Pope asks prayers for vocations
Sunday, May 7, 2017 marks the 54th Anniversary of the World Day of Prayer for Vocations. Embedded deep in the psyche of the Congregation of the Mission and the Daughters of Charity is the prayer for vocations, “O Hope of Israel”.
O Hope of Israel, its Savior in time of trouble, look down with kindness from Heaven.
Take a close look at your vineyard, and provide whatever is necessary for it.
Swell its streams, increase its fruits, and bring to maturity the vineyard which your right hand has planted.
Indeed the harvest is great, but the laborers are few.
We ask you, therefore, Lord of the harvest: send laborers into your harvest.Multiply your people and increase their joy, so that the walls of Jerusalem may be built up.
This is your house, 0 Lord God, this is your house. Let there not be in it, I beg you, even one stone which your most holy hand has not placed there.
Preserve in your name those whom you have called and make them truly holy. Amen.
This prayer has roots going back to November 12, 1665 Saint Vincent wrote to M. Etienne Blatiron, the Superior at Genoa:
I thank God for the uncommon devotions which you have proposed for yourself to perform in order, through the blessed Saint Joseph, to request of God the spread of the Company. I beg His Divine Goodness to find them acceptable. For more than twenty years I have not dared to ask God for that, thinking that, the Congregation being His work, it was necessary to allow to His Providence alone the care for its preservation and its increase; now, by dint of thinking of the recommendation which is given in the Gospel of asking Him to send workers to His harvest, I have become convinced of the importance and usefulness of this devotion.”
However, it was Fr. A. Fiat (1878- 1914) who composed the prayer Expectatio Israel which has been used in the Double Family of Saint Vincent as their own particular prayer for vocations.

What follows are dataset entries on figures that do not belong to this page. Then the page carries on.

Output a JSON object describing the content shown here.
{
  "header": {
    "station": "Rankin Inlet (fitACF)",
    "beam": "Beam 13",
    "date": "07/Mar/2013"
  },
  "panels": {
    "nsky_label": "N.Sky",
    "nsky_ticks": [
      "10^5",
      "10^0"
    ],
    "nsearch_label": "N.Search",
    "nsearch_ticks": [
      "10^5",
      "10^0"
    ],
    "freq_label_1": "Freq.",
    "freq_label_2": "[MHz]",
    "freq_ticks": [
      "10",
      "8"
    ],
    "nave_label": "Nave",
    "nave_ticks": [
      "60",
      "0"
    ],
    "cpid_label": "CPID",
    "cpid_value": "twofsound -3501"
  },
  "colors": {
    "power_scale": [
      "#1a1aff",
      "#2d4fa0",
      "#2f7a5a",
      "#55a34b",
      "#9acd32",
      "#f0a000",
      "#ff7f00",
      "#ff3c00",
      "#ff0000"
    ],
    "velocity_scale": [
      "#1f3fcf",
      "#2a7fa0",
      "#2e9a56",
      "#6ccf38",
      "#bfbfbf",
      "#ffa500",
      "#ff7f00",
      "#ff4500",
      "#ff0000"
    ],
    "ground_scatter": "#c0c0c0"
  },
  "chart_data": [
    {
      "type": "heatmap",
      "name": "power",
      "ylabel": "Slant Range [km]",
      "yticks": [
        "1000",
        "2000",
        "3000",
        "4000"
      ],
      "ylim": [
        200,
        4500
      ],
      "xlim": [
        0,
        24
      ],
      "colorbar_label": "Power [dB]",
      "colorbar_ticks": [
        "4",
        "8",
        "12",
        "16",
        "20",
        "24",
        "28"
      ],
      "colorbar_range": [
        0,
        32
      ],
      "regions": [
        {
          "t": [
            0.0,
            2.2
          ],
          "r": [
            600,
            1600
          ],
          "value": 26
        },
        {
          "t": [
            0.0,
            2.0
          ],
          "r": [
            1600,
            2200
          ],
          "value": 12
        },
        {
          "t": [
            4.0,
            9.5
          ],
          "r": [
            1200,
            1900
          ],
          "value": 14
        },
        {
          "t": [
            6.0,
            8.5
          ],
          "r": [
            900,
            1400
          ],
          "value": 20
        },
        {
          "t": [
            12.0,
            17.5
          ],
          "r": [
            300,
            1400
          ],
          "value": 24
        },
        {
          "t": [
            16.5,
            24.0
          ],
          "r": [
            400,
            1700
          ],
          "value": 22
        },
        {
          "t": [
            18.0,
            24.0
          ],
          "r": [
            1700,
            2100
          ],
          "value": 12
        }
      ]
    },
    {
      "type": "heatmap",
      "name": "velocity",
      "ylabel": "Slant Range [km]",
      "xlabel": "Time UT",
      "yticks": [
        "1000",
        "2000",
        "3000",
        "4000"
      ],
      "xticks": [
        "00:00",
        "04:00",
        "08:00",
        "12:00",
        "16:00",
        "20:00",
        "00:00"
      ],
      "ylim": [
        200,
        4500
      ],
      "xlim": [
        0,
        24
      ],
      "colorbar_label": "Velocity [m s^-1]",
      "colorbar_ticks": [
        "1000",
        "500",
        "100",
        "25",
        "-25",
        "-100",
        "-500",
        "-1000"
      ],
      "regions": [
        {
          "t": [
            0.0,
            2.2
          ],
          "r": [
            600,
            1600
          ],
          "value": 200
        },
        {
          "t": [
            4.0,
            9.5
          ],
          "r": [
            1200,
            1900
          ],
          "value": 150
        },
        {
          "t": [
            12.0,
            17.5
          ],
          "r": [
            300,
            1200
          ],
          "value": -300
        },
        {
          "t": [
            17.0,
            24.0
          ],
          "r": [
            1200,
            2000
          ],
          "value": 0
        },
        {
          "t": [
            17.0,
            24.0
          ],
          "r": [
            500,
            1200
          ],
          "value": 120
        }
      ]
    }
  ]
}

Vocations, however, are not the concern solely of Vincentians.
In his message for this year, Pope Francis stresses the theme “Led by the Spirit for Mission”
I would like to reflect on the missionary dimension of our Christian calling. … In the depths of their heart, all missionary disciples hear this divine voice bidding them to “go about”, as Jesus did, “doing good and healing all” (cf. Acts 10:38). I have mentioned that, by virtue of baptism, every Christian is a “Christopher”, a bearer of Christ, to his brothers and sisters (cf. Catechesis, 30 January 2016).
This is particularly the case with those called to a life of special consecration and with priests, who have generously responded, “Here I am, Lord, send me!” With renewed missionary enthusiasm, priests are called to go forth from the sacred precincts of the temple and to let God’s tender love overflow for the sake of humanity (cf. Homily at the Chrism Mass, 24 March 2016). The Church needs such priests: serenely confident because they have discovered the true treasure, anxious to go out and joyfully to make it known to all (cf. Mt 13:44).
As mentioned above May 7 marks the 54th year os World Day of Prayer for Vocations
The purpose of the World Day of Prayer for Vocations is to publically fulfill the Lord’s instruction to, “Pray the Lord of the harvest to send laborers into his harvest” (Mt 9:38; Lk 10:2). As a climax to a prayer that is continually offered throughout the Church, it affirms the primacy of faith and grace in all that concerns vocations to the priesthood and to the consecrated life. While appreciating all vocations, the Church concentrates its attention this day on vocations to the ordained ministries(priesthood and diaconate), to the Religious life in all its forms (male and female, contemplative and apostolic), to societies of apostolic life, to secular institutes in their diversity of services and membership, and to the missionary life, in the particular sense of mission “ad gentes”.